As the EU AI Act begins to take shape across the European market, many business leaders breathe a sigh of relief: we finally have a legal framework — now it’s just a matter of complying. But that assumption hides a deeper problem.
The law sets strict rules, but it doesn’t provide step-by-step instructions. Instead, it relies on technical standards: detailed “how-to” manuals that explain what compliance looks like in practice. If a company follows them, it is presumed to be in line with the law. That makes these standards essential for product development, legal certainty, and market access in the EU.
There’s just one problem: the standards don’t exist yet.
In 2023, the EU tasked a group of experts — under the CEN-CENELEC JTC 21 committee — with drafting around 35 technical standards covering everything from risk management and data quality to transparency, cybersecurity, and human oversight. These were originally due in April 2025, then delayed to August 2025, and now are unlikely to be ready before 2026.
That’s a massive problem. Once published, these standards must still go through review, approval, and official release, likely in early 2026 — giving companies only 6 to 8 months to digest, implement, and validate dozens of new requirements before enforcement begins for high-risk systems in August 2026. For smaller teams without legal departments or compliance infrastructure, this timeline is unrealistic.
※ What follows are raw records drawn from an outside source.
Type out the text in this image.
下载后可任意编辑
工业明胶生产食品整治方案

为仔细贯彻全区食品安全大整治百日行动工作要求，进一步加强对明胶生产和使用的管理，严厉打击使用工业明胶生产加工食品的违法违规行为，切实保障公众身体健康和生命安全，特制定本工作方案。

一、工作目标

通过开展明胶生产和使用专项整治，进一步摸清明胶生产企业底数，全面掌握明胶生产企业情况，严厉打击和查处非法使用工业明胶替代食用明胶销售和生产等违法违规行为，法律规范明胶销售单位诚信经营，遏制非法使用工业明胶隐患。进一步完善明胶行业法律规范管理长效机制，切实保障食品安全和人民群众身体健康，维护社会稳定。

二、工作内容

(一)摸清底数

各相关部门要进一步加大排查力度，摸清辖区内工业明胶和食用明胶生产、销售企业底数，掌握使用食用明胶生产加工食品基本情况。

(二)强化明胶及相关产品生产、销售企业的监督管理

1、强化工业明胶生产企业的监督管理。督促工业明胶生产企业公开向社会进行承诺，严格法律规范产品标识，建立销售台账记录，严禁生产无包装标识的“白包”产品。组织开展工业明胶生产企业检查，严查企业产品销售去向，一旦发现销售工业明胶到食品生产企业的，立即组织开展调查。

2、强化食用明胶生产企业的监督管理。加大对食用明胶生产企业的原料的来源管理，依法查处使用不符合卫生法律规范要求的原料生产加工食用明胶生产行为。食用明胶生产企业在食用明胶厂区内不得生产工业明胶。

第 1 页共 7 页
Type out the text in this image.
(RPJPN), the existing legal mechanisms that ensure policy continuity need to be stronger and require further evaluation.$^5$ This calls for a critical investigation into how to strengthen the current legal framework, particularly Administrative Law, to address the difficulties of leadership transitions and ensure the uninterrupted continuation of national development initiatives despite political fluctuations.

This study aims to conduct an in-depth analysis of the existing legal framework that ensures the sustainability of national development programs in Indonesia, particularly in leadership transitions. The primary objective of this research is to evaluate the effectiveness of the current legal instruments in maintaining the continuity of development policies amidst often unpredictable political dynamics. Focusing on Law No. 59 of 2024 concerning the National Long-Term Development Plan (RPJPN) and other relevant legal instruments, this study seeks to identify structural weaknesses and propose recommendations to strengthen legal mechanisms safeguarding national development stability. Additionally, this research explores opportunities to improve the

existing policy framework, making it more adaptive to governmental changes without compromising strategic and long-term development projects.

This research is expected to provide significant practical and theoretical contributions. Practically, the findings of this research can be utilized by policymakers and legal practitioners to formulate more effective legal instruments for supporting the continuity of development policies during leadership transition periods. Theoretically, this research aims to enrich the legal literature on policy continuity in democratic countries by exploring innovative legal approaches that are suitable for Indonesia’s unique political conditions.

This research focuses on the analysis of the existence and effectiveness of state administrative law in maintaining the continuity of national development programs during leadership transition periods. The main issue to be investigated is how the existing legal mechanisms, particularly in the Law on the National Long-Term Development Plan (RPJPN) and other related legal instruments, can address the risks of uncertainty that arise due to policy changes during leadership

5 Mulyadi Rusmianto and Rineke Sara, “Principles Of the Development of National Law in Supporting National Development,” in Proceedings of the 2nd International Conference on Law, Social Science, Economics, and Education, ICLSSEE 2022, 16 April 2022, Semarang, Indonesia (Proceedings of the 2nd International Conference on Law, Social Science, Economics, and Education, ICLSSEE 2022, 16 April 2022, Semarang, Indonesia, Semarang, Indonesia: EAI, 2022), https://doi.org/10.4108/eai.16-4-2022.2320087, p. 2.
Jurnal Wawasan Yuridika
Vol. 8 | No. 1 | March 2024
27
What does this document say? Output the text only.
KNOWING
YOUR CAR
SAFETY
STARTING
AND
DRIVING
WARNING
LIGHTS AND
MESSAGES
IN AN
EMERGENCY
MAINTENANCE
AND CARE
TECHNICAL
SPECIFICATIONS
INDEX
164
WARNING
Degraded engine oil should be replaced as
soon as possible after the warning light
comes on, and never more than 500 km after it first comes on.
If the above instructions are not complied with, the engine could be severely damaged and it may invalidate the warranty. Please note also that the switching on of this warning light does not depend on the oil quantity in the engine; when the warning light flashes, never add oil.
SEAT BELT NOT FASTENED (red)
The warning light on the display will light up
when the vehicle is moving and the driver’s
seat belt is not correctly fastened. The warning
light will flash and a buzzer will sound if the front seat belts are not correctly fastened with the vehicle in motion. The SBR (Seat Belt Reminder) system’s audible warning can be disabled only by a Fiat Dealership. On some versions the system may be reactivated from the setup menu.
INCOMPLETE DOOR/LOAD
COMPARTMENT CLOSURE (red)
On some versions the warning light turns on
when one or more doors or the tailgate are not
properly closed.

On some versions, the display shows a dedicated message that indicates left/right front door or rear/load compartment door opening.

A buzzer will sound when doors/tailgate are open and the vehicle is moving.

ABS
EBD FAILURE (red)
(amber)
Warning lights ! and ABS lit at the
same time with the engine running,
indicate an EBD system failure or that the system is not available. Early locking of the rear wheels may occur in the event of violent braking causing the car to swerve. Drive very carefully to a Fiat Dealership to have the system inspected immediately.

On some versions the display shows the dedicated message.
Meanwhile, the standards — which are critical to demonstrating compliance — are often locked behind paywalls. Many cost €100 to €300 per document, creating a two-speed system: one for companies that can afford to buy legal certainty, and another for those left to guess. This clashes with a recent EU Court ruling, which says that any standard supporting EU law must be freely accessible. But that ruling is being resisted by standardisation bodies that depend on document sales for revenue.
There’s also the issue of who is writing these standards. Large tech firms and consultancies dominate the committees. Startups, SMEs, and civil society groups are vastly underrepresented. This creates a dangerous imbalance: those with the most market power are shaping the very rules they will be judged by.
To bridge the gap, the Commission is developing a voluntary Code of Practice for General-Purpose AI (GPAI), but it’s just a temporary fix. It doesn’t solve the core issue: the longer the delay, the harder it becomes to implement the law fairly.
Europe has promised ethical, trustworthy and inclusive AI. That promise rings hollow if access to legality depends on your budget and your Brussels influence.